The same technique works for searching for all gemstones in a particular shape, such as "pear" or "octagon". Or you can make a combined search and look for all the "blue oval" gems.
To learn more about a particular kind of gemstone that interests you, please see our information pages. These pages provide detailed information on specific gems, including what to look for in that particular variety.
If you want to get very specific, you can use our 'shop by' menu to search by any combination of gem type, weight, size, clarity, shape or price.
Colored gemstones, like diamonds, are valued according to the "4 Cs" - color, clarity, cut and carat weight. But where the diamond industry has a well-defined grading scheme for diamonds, there is no single grading system for colored stones. That's not surprising really, since there are more than 50 varieties of colored gemstones, and each has different characteristics. The standards for clarity in an emerald, for example, are quite different than for a sapphire, because even the most expensive emeralds have some natural inclusions.
All gemologists would agree that in colored gemstones, color is the single most important characteristic. Gemologists try to be quite precise about color, and they use a specific terms for describing the color of gems; hue, saturation and tone. See our color page for detailed advice on evaluating gemstone color.
Cut and clarity are also very important, especially because they affect color and brilliance. Colored gemstones are typically graded according to a clarity scale, and every gem listed on GemSelect has a clarity rating. In general, a gem that has no visible inclusions is preferred. But it is important to note that inclusions often add character and individuality to a gem. In fact, gemologists use the distinctive character of inclusions to identify the origin of a stone. Indeed, some inclusions are desirable. While it is true that the higher the clarity grade, the higher the value of the gem, inclusions that don’t interfere with the brilliance and sparkle of a gem don’t affect its value.
Many gems today are treated or enhanced in various ways to improve color and (sometimes) clarity. It is important to understand why some gems are treated, and what the different methods are.
The supply of high quality gemstones is falling as mines are being depleted. At the same time, consumer interest in gemstones is increasing. These trends lead to a scarcity of fine gems, and a corresponding increase in prices.
The gemstone industry has responded to demand by developing certain treatments to maximize the color and clarity of the scarce yield from the remaining gem mines. The most common of these techniques is heat treatment, which improves gem color through the use of high temperatures, mimicking the effects of nature as gems are formed through heat and pressure. Other kinds of treatment include fracture filling, and the addition of certain chemicals such as beryllium to the heating process.
These treatments significantly improve the appearance of many gemstones, but they also affect the value of the stone. A treated stone is always less valuable than a similar untreated stone. But most stones that are routinely treated - such as ruby and sapphire - are now very rare in untreated form, which means that the untreated stones fetch a market price out of the reach of most consumers.

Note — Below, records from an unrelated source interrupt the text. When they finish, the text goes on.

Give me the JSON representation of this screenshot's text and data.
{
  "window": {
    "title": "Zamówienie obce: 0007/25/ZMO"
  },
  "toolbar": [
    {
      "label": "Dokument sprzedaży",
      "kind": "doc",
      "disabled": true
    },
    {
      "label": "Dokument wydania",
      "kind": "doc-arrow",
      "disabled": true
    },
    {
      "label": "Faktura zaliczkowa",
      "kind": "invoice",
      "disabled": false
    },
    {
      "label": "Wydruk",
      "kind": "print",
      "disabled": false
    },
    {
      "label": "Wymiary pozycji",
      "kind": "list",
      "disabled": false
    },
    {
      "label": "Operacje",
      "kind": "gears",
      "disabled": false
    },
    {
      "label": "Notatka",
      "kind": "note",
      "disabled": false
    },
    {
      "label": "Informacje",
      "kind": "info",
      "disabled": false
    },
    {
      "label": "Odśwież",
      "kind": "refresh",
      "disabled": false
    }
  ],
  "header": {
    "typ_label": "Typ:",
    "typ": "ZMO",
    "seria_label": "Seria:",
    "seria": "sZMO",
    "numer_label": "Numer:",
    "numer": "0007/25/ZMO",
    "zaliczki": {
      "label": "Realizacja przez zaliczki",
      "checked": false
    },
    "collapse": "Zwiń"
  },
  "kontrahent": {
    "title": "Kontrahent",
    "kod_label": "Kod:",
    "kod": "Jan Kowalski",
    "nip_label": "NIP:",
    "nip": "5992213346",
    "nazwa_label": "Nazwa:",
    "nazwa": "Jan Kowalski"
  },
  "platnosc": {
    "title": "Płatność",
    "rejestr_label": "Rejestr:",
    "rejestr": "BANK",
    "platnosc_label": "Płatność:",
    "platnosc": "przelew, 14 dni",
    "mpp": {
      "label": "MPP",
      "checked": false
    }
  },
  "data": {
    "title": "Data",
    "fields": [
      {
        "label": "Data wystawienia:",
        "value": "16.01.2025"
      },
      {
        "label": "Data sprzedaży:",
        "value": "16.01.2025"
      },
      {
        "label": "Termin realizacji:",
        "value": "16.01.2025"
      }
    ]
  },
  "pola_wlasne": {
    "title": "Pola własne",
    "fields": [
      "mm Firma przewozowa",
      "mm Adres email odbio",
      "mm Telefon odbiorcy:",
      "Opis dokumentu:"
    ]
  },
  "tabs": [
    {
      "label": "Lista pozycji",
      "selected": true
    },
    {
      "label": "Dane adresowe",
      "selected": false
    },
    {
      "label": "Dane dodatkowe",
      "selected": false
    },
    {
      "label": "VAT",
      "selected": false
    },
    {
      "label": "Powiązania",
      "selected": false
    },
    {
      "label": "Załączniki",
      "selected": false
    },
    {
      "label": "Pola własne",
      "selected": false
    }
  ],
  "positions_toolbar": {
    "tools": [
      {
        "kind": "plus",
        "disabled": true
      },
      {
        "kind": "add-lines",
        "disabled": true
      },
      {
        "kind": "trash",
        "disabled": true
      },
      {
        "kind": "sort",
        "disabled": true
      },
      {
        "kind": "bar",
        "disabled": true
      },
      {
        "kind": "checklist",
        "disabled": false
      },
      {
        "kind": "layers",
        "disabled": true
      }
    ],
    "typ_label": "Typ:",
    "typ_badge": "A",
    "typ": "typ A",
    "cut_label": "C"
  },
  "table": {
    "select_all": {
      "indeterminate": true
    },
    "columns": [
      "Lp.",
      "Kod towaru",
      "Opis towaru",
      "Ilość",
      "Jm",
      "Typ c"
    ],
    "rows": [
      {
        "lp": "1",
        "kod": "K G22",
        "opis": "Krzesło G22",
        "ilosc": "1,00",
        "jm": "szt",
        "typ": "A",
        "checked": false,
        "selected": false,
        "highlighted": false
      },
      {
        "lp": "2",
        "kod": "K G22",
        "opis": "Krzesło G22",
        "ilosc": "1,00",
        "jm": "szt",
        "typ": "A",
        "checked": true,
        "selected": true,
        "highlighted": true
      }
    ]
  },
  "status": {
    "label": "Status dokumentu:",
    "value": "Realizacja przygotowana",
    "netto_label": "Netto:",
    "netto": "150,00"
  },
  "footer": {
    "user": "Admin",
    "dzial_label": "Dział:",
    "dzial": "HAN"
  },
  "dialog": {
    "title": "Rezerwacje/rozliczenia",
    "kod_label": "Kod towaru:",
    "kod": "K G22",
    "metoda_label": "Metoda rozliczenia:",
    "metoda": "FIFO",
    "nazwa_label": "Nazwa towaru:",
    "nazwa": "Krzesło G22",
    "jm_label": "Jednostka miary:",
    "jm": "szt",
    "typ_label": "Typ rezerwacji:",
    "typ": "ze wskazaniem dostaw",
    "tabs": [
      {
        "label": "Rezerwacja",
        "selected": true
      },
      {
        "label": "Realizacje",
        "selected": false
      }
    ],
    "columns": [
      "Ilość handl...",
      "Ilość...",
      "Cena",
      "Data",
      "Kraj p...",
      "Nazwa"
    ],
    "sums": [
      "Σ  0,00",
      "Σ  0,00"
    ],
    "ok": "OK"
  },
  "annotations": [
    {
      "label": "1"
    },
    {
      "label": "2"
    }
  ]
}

However, if you would prefer to buy an untreated stone, there are still many choices. A number of popular gems, such as tourmaline, spinel, amethyst and garnet are almost never treated.
Once you've invested in a fine gemstone, proper care will help keep it looking new and vibrant for many years. Most gemstones are very durable and require only occasional cleaning. But some gems require special care, since they are sensitive to temperature change, excessive light exposure or chemicals. Some gems, such as opal, have a significant water content, and should be protected from dry air.